If your post-mortems start with “who shipped that,” your org culture is the bug.

Ron Westrum’s culture typology (pulled into DORA research a decade ago) splits orgs into three types: pathological, bureaucratic, generative. The pattern shows up clearly in how data teams respond to failure.

Pathological teams hide problems. Pipeline broke? Find the engineer who shipped it. Punish them quietly. Nobody volunteers information again. The same bug recurs, untraced.

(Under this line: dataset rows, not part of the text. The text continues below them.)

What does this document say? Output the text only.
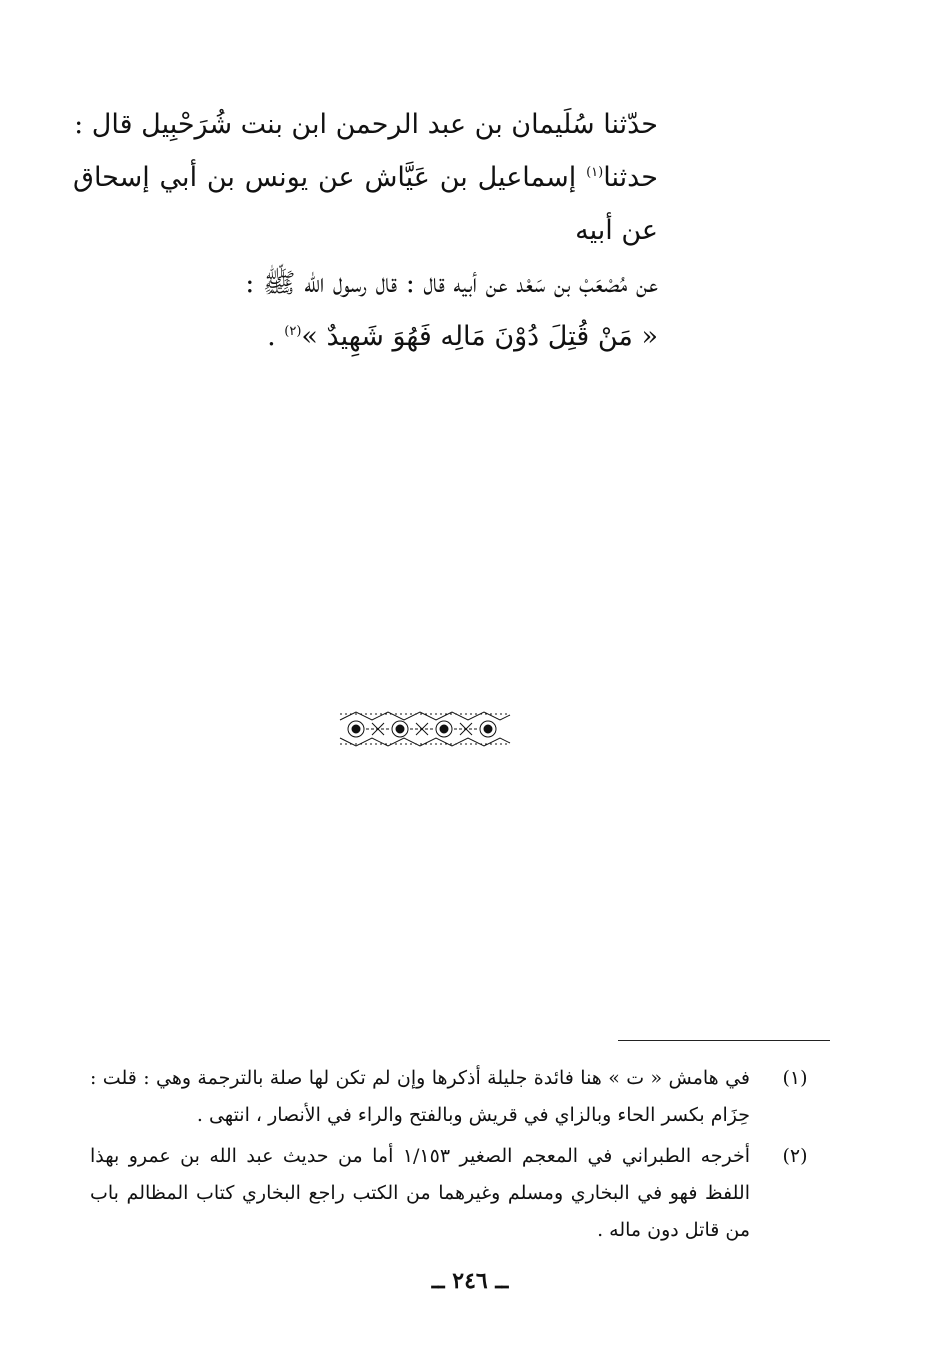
حدّثنا سُلَيمان بن عبد الرحمن ابن بنت شُرَحْبِيل قال :

حدثنا$^{(١)}$ إسماعيل بن عَيَّاش عن يونس بن أبي إسحاق عن أبيه

عن مُصْعَبْ بن سَعْد عن أبيه قال : قال رسول الله ﷺ :

« مَنْ قُتِلَ دُوْنَ مَالِه فَهُوَ شَهِيدٌ »$^{(٢)}$ .

(١)
في هامش « ت » هنا فائدة جليلة أذكرها وإن لم تكن لها صلة بالترجمة وهي : قلت : حِزَام بكسر الحاء وبالزاي في قريش وبالفتح والراء في الأنصار ، انتهى .
(٢)
أخرجه الطبراني في المعجم الصغير ١/١٥٣ أما من حديث عبد الله بن عمرو بهذا اللفظ فهو في البخاري ومسلم وغيرهما من الكتب راجع البخاري كتاب المظالم باب من قاتل دون ماله .
ــ ٢٤٦ ــ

Bureaucratic teams document everything. Pipeline broke? Open a ticket, fill in the template, follow the process. The incident gets recorded but the underlying fix never ships because everyone’s optimizing for the paperwork instead of the system.

Generative teams treat failures as system signals. Pipeline broke? Inquiry begins immediately. Where did the assumption fail? What gap let the bad change reach prod? Action items address the gap, not the engineer.

The diagnostic question I ask new clients: when something breaks, what’s the first conversation? If it’s “who did this,” you’re closer to pathological than you think.

Most teams believe they’re generative. They’ve read the books. They run blameless post-mortems on paper. The social signals tell a different story: eye-rolling in meetings, certain engineers getting fewer reviews, sidebar Slack conversations about “the people who can’t ship clean code.”

You can change this. It takes about 18 months of consistent behavior from leadership, starting with stopping the “who shipped it” question publicly. After that, failures get reported the same day they happen.

After your last data incident, what was the first question in the room?